In purely practical terms the distinction is that cane guns, far more costly to produce and generally speaking an affectation, ostensibly carried by gentlemen who wished at all times to be able to take 'targets of opportunity',[1] were a curio, talking point or a concealed offensive weapon, one that might easily escape detection unless closely examined. (In addition to gentleman's canes, guns have been concealed in umbrellas, parasols and walking staffs.)
By contrast a poacher's gun is very obviously a weapon, albeit one easily concealed by those legitimately going about in the countryside unarmed, or those who carried a gun for ad-hock hunting for the pot or for self-defence as opposed to a far less portable pure game gun, though these cross into the survival category.

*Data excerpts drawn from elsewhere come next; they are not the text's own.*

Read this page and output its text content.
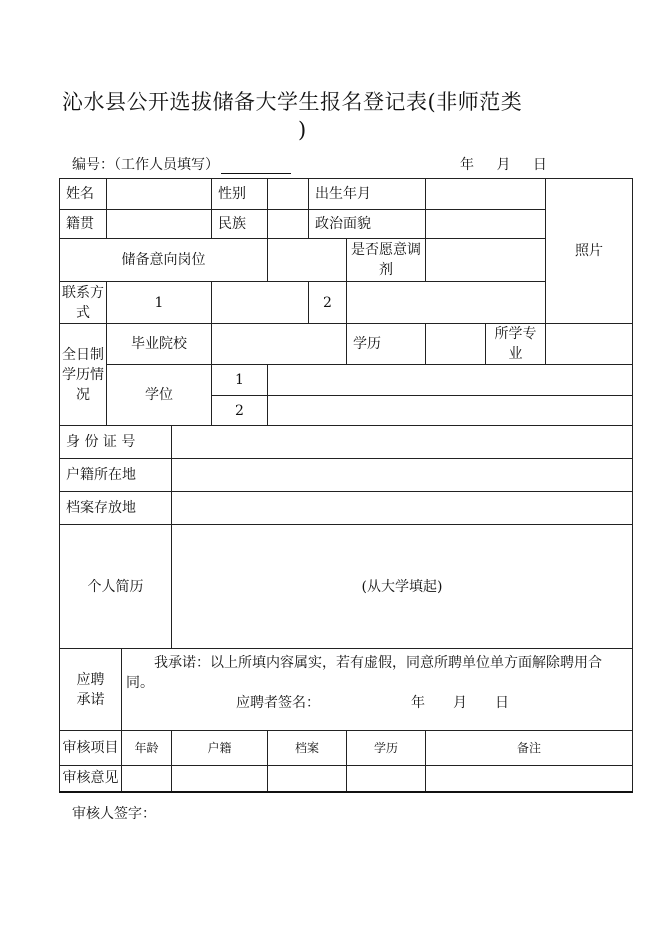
沁水县公开选拔储备大学生报名登记表(非师范类
)
编号：（工作人员填写）	年 月 日
姓名				性别		出生年月				照片
籍贯				民族		政治面貌				
储备意向岗位							是否愿意调剂			
联系方式	1					2				
全日制学历情况	毕业院校						学历		所学专业	
	学位			1						
				2						
身 份 证 号										
户籍所在地										
档案存放地										
个人简历			(从大学填起)							
应聘承诺		　　我承诺：以上所填内容属实，若有虚假，同意所聘单位单方面解除聘用合同。
应聘者签名：　　　　　　　年　　月　　日								

审核项目		年龄	户籍		档案		学历	备注		
审核意见										
审核人签字：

Cane guns now are very rare to find, most fall foul of legislation prohibiting concealed weapons, and period examples, where permitted, are generally speaking, in the hands of private collectors and museums.
Modern cartridge-type cane guns are usually fitted to fire large low-pressure (black powder or equivalent) handgun ammunition or shotgun cartridges between .410 like the 12-gauge, both of which are well-suited use in a weapon that is effectively just a barrel with integrated chamber, manual ejection, a detachable a firing mechanism, a rudimentary grip and (in some cases) even more rudimentary sights.
Other types of cane guns have been produced as air weapons, generally using some form of detachable pressurised air reservoir (a pneumatic air weapon) in the form of a flask or integrated into the form of a more generously proportioned stick such as a traditional shillelagh some are effectively dart-firing blowpipes, which are far even easier to disguise being little more than a hollow tube.
Cane guns have an abiding place in spy culture, a famous example appearing in Ian Fleming's novel Casino Royale (1953) in which Bond is threatened with one during his contest at the gaming table with Le Chiffre. (This incident is allegedly based on the covert use of cane guns by Zionists in Palestine in 1948.